Uber reported strong growth in its ride-hailing and delivery businesses on Wednesday, saying it continued to recover from a pandemic slump, even as it lost $5.6 billion on its investments in other ride-sharing companies, primarily Chinese service Didi. .
The company reported revenue of $6.9 billion for the first three months of 2022, exceeding analyst expectations and skyrocketing 136 percent compared to revenue at the same time last year, when Covid vaccines were scarce and people were not. traveled so much. Uber also said it made 1.7 billion trips in the quarter and 115 million people use its platform each month, up 18 percent and 17 percent year-on-year, respectively.
During the pandemic, Uber’s financial results have been an indicator of broader economic health and wanderlust, with the company’s weaker quarters corresponding to spikes in coronavirus cases and increased lockdowns, and stronger results generally pointing to periods of greater recession. normality.
Now that “people have returned to offices, restaurants, pubs, stadiums and airports around the world, they have returned to Uber,” said Dara Khosrowshahi, the company’s CEO, in prepared comments to investors. He added that the company’s results “make it clear that we are on a strong path out of the pandemic.”
Still, Uber’s investments in other car-sharing companies around the world continue to hamper profits.

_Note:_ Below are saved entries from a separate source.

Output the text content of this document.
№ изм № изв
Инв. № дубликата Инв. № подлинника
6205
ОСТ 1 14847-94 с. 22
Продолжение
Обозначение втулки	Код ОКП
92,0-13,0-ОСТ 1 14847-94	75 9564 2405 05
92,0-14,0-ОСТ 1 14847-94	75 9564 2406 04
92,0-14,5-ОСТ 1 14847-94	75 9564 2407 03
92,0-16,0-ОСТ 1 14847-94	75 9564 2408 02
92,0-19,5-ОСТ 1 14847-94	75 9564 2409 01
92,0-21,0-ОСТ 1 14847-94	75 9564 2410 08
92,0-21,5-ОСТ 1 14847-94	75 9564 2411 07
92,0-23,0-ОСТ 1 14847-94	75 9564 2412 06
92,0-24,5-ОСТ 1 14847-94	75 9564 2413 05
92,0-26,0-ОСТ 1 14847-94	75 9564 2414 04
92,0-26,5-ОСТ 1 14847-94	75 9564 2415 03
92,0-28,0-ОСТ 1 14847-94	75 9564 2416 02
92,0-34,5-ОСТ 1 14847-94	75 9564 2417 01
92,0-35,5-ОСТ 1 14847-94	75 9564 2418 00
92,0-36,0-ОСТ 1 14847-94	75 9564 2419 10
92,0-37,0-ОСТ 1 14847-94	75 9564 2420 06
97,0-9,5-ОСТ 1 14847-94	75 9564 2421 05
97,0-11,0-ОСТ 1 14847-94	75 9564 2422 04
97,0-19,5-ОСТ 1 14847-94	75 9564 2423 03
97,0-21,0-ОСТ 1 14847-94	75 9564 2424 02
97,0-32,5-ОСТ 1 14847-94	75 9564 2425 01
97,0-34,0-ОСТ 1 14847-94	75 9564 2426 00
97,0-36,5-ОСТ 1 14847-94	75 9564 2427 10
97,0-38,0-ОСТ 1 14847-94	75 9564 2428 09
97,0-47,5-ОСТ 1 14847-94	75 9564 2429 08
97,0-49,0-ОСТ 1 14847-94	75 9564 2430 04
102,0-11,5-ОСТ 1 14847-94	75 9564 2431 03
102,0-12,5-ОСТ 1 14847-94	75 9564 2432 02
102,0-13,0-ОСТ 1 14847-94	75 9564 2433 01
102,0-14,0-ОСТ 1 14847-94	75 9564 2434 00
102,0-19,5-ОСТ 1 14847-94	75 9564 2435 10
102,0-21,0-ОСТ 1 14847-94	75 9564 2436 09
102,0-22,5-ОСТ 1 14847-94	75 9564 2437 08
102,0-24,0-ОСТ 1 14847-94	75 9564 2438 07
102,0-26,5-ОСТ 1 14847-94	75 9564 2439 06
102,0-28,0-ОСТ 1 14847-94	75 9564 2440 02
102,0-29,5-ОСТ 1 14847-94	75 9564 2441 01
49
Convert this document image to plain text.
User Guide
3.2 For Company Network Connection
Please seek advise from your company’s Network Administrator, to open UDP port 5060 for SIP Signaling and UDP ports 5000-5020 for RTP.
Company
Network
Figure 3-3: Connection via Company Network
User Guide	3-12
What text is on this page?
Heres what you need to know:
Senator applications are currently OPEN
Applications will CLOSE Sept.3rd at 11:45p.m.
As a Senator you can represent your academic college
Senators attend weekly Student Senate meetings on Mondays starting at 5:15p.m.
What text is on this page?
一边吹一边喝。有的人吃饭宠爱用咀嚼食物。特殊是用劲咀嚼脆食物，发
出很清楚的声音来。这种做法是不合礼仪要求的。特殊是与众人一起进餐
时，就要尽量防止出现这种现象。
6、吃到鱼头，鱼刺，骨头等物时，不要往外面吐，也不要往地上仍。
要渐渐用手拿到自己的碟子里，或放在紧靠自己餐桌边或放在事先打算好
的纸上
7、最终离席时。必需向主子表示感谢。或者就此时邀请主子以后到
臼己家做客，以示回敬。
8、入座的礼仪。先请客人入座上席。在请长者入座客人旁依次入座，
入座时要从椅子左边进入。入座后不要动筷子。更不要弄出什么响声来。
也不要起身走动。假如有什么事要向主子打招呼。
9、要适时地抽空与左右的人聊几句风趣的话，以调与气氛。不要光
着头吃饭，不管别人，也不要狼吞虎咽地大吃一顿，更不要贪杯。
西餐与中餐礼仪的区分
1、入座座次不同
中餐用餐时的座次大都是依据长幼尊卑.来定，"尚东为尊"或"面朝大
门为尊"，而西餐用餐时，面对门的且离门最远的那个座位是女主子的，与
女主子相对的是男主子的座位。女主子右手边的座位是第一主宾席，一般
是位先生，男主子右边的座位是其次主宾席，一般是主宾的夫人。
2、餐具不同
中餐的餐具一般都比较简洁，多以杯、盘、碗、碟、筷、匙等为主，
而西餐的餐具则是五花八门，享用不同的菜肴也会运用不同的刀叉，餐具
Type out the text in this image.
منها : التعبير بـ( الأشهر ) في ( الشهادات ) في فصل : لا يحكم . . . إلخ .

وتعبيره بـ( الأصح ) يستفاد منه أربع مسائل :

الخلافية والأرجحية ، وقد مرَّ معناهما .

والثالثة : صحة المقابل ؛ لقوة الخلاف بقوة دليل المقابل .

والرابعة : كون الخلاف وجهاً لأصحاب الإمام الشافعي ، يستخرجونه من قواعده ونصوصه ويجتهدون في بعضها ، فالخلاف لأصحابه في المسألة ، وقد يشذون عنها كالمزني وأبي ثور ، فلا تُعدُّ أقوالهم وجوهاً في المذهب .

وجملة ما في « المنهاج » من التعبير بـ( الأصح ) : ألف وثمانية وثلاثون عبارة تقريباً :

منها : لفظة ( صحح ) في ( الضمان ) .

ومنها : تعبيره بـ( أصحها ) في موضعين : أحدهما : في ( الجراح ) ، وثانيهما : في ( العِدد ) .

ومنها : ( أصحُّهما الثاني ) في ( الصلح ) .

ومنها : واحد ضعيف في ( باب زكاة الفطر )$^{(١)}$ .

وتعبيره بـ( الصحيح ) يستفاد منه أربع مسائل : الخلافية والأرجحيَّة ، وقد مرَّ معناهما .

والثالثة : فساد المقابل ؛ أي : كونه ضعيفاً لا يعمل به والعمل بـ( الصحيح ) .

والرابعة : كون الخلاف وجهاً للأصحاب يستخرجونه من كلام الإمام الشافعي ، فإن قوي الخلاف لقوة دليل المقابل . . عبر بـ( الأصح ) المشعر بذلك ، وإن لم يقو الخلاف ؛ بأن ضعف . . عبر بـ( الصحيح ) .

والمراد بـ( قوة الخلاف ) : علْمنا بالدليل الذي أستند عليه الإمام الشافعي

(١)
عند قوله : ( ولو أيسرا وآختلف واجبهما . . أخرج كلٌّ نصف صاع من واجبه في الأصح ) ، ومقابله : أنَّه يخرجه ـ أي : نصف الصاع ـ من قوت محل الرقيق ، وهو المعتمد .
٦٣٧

Of the nearly $6 billion in losses, $5.6 billion came from changes in the valuation of other companies in which it has a stake. Didi’s value has plummeted since it went public last year.
Revenue from Uber’s ride-hailing business grew nearly 200 percent from the same time last year — despite a slowdown at the start of the quarter due to its Omicron variant — and Uber’s food delivery business grew 12 percent, although people are largely down. returned to restaurants and grocery stores.
While Uber’s company continues to lose money, it said it was getting closer to profitability. Excluding certain costs, such as stock compensation and the Didi losses, Uber had another profitable quarter and free cash flow approached a break-even point.
Drivers who power Uber’s business — as well as the businesses of other gig economy companies like Lyft, DoorDash and Instacart — have said that high gas prices in recent months, partly stemming from the Russian invasion of Ukraine, have made it harder for Uber to earn a living driving. Some have said they will be working fewer hours or leaving the platform.
Uber, which had already spent a lot of money to lure back drivers who left early in the pandemic, responded in March by charging riders a small fuel fee for every ride that went to drivers, and said Wednesday it would increase more drivers. platform than at any time since the start of the pandemic.
That confidence — and its rosy outlook for the next quarter — differed sharply from its rival Lyft, which reported financial results Tuesday and saw its shares plunge 25 percent in after-hours trading after company executives said during an earnings call they were still struggling to convince drivers to return to the platform and spend more money to get them to do so.
Uber’s shares fell along with Lyft’s, and Uber said shortly afterwards it would release its financial results hours earlier than initially planned on Wednesday, ostensibly in an effort to differentiate its results from Lyft’s and predict a drop in its stock. occur when the market opened later that morning.
Although Lyft said the number of active drivers increased 40 percent in the first three months of the year compared to the same time last year, Logan Green, the company’s CEO, also said drivers had “unsubscribed” from Omicron and had to return to the numbers needed to meet the pick-up in demand.
Lyft reported better-than-expected revenue at $876 million, up 44 percent from the first quarter of 2021, and $197 million in net loss, down 54 percent from last year. The company had 17.8 million active riders, up from 13.5 million at the start of last year but down from the nearly 19 million reported at the end of 2021.